The First World War changed Eastern Europe profoundly.  Empires tumbled,  lands changed hands, new countries emerged.  Ukraine was independent for a short time and independence for Ukraine brought many far reaching changes, although the independence didn't last.  One of the first changes was the establishment of a Ukrainian Orthodox church, separate from the Russian Orthodox Church, which began in 1917 along with the establishment of the Ukrainian State. The autocephaly  of the new church was proclaimed in 1920 by the All Ukrainian Orthodox Church Council.  The Church grew rapidly in Ukraine, and looked overseas to the many Ukrainian immigrants in the United States and Canada.  Bishop John Theodorovych was sent to North America to establish the new church there. Although the Church did not fare well under the government of the Soviet Union or  in Poland, it flourished in the United States and Canada.

The events of World War One were  closely followed by Ukrainian immigrants in the United States, since many of their family members were affected. They were proud of the establishment of an independent Ukraine and wanted to see it succeed.  The immigrants were unhappy that the practises of the Greek Catholic Church which were not well received by the Roman Catholic Church in the United States.  The new Orthodox Church was attractive for several reasons: it promoted the Ukrainianization of the church services and traditions and the use of the Ukrainian language in all Church services, instead of Church Slavonic. The church was to be democratic and decentralized, and allow active participation of the lay people in church decisions.  It was to be an Ukrainian church established for Ukrainians.

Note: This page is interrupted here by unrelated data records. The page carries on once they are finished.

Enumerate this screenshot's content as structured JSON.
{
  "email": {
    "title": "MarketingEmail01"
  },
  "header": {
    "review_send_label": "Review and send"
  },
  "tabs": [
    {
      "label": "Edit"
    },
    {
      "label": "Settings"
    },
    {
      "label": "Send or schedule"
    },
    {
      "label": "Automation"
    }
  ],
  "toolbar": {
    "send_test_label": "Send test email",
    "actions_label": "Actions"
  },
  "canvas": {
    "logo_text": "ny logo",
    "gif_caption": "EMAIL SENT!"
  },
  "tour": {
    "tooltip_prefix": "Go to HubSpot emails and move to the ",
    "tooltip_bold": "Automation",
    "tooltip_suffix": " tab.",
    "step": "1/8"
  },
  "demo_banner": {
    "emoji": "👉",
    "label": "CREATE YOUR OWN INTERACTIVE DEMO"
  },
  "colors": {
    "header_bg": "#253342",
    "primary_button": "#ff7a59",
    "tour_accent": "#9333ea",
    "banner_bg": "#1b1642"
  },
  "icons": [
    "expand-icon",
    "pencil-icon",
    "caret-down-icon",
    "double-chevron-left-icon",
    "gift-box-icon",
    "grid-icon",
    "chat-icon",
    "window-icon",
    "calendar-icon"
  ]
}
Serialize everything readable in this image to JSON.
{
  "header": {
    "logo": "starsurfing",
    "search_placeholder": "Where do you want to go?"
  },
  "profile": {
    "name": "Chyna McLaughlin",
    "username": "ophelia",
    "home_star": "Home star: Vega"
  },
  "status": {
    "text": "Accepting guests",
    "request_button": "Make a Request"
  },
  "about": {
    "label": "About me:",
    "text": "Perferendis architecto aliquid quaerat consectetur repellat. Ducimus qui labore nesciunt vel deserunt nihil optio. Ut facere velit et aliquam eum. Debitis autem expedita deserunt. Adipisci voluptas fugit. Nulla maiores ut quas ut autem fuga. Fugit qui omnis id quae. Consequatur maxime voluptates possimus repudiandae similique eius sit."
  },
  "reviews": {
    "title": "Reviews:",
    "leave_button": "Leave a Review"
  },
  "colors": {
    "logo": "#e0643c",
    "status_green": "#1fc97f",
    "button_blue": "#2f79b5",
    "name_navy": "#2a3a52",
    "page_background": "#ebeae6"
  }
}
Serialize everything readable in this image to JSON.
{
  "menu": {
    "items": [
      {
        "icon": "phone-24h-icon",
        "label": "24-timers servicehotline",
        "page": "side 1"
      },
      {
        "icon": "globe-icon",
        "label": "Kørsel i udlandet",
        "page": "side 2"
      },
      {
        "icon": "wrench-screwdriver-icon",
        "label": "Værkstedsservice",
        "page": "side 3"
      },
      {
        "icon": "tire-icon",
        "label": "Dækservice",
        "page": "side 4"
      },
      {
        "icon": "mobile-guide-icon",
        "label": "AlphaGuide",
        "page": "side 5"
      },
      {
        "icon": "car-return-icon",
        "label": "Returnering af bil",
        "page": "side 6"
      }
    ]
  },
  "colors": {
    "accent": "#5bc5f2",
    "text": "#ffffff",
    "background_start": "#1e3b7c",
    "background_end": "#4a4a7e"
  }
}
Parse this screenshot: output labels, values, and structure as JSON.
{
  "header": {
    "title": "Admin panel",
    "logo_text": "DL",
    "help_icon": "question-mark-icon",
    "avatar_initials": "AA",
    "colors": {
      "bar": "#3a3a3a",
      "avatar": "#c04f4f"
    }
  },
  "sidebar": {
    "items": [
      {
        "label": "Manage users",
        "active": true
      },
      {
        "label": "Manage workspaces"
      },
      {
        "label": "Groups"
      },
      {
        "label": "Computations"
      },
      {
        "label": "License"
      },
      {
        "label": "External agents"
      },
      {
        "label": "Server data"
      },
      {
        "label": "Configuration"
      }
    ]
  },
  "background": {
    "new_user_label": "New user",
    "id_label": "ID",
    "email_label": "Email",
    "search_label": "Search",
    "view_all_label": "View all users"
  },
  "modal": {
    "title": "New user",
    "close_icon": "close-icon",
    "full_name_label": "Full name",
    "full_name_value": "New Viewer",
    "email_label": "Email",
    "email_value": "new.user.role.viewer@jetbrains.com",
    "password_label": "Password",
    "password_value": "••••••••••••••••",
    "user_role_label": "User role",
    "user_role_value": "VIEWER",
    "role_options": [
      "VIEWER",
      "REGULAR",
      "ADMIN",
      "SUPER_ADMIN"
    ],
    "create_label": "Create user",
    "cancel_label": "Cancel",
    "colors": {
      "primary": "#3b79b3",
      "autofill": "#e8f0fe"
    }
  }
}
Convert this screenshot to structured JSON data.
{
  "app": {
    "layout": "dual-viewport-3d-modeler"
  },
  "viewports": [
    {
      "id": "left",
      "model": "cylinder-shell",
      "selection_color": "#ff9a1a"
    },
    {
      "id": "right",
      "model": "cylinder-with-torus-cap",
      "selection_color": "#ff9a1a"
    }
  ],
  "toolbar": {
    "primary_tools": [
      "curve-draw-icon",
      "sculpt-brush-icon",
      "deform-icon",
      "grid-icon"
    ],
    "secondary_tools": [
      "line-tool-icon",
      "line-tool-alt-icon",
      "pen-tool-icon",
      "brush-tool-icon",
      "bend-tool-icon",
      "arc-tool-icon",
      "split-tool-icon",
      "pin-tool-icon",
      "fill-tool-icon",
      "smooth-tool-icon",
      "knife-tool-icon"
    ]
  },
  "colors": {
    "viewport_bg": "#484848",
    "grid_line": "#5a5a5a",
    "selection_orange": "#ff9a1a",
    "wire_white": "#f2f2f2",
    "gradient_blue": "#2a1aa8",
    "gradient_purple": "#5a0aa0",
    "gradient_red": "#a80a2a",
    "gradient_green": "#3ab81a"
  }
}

John Theodorovych source: Ukrainian Orthodox Church of Canada

John Theodorovych came to the United States and Canada in 1924 and met with groups of Ukrainian immigrants stressing the importance of a Ukrainian Church.  He was remarkably successful, and the new Orthodox churches sprang up in communities with large and small Ukrainian populations.   Many of these churches were originally Greek Catholic Churches, or formed by people who had attended Greek Catholic churches.  Many became centers of the Ukrainian community, with Ukrainian language schools, choirs and dance  troupes.  They kept the Ukrainian language and traditions alive, passing them on the next generations.  One other result was that the Churches kept the idea of Ukrainian independence alive, even when the possibility of it seemed unlikely.